Ayer dejé el libro abierto, cuando abro los ojos me molestan las blanquísimas páginas, donde se refleja la luz del flexo. Ayer también preparé un esquema; distribuí las lecciones que debo repasar entre las horas de estudio que me quedan. Así que me pongo a empollar. Leo, subrayo, anoto, no pienso en nada más que en el tema de turno...
Las cuatro, me levanto. Salgo de la habitación, entro en el baño, meo y me mojo las muñecas, las sienes y la nuca. Paseo unos minutos. Es noche cerrada, pero en la cocina y el salón no están las persianas bajadas, así que entra luz de la calle. Me acerco a una ventana; veo varios letreros luminosos y que en el bloque de enfrente solo hay una casa iluminada. Otro como yo, o un currante que se levanta ya, no sé.
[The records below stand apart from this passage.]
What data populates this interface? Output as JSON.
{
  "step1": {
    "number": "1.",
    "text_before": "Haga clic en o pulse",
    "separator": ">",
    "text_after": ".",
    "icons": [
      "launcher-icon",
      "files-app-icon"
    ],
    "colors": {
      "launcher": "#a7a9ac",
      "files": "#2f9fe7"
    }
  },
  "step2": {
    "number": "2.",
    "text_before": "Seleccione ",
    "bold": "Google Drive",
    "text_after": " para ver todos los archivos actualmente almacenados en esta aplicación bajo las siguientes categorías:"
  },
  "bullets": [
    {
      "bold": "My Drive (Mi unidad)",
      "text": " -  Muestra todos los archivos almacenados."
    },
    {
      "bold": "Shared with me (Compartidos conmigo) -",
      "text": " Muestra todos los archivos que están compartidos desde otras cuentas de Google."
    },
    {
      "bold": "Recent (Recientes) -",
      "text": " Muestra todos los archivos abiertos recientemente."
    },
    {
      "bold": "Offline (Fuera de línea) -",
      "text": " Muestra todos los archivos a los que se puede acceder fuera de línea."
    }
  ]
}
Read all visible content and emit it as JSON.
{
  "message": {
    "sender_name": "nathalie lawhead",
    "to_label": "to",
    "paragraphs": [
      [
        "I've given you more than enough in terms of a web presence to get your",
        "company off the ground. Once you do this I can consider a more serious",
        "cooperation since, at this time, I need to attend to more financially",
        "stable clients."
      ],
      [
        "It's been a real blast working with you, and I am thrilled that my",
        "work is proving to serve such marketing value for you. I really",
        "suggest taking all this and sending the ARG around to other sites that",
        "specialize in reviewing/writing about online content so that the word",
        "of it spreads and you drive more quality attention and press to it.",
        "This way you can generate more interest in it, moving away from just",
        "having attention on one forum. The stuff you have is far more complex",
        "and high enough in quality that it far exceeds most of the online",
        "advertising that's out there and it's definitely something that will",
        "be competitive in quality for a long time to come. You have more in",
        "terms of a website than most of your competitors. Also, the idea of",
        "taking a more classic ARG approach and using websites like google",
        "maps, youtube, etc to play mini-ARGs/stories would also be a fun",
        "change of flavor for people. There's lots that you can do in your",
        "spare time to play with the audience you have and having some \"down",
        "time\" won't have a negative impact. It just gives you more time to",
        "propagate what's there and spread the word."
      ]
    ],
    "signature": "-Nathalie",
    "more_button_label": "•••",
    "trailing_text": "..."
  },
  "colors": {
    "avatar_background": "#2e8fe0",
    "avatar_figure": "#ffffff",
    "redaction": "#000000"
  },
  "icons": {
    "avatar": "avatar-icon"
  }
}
Vuelvo. Llevo un cuarto de hora de adelanto. Si sigo a este ritmo terminaré el repaso y me sobrará tiempo, podré echarme otra vez. Eso me motiva aún más, ese sueñecito me recuperará del cansancio. Así que estudio con ganas, por un momento me invade el optimismo, pienso que el examen está chupado, que voy a por nota y que bien podría acostarme ya. ¿Ya?, suelto un juro y supero la crisis. Nueva lección. Estudio en barrena.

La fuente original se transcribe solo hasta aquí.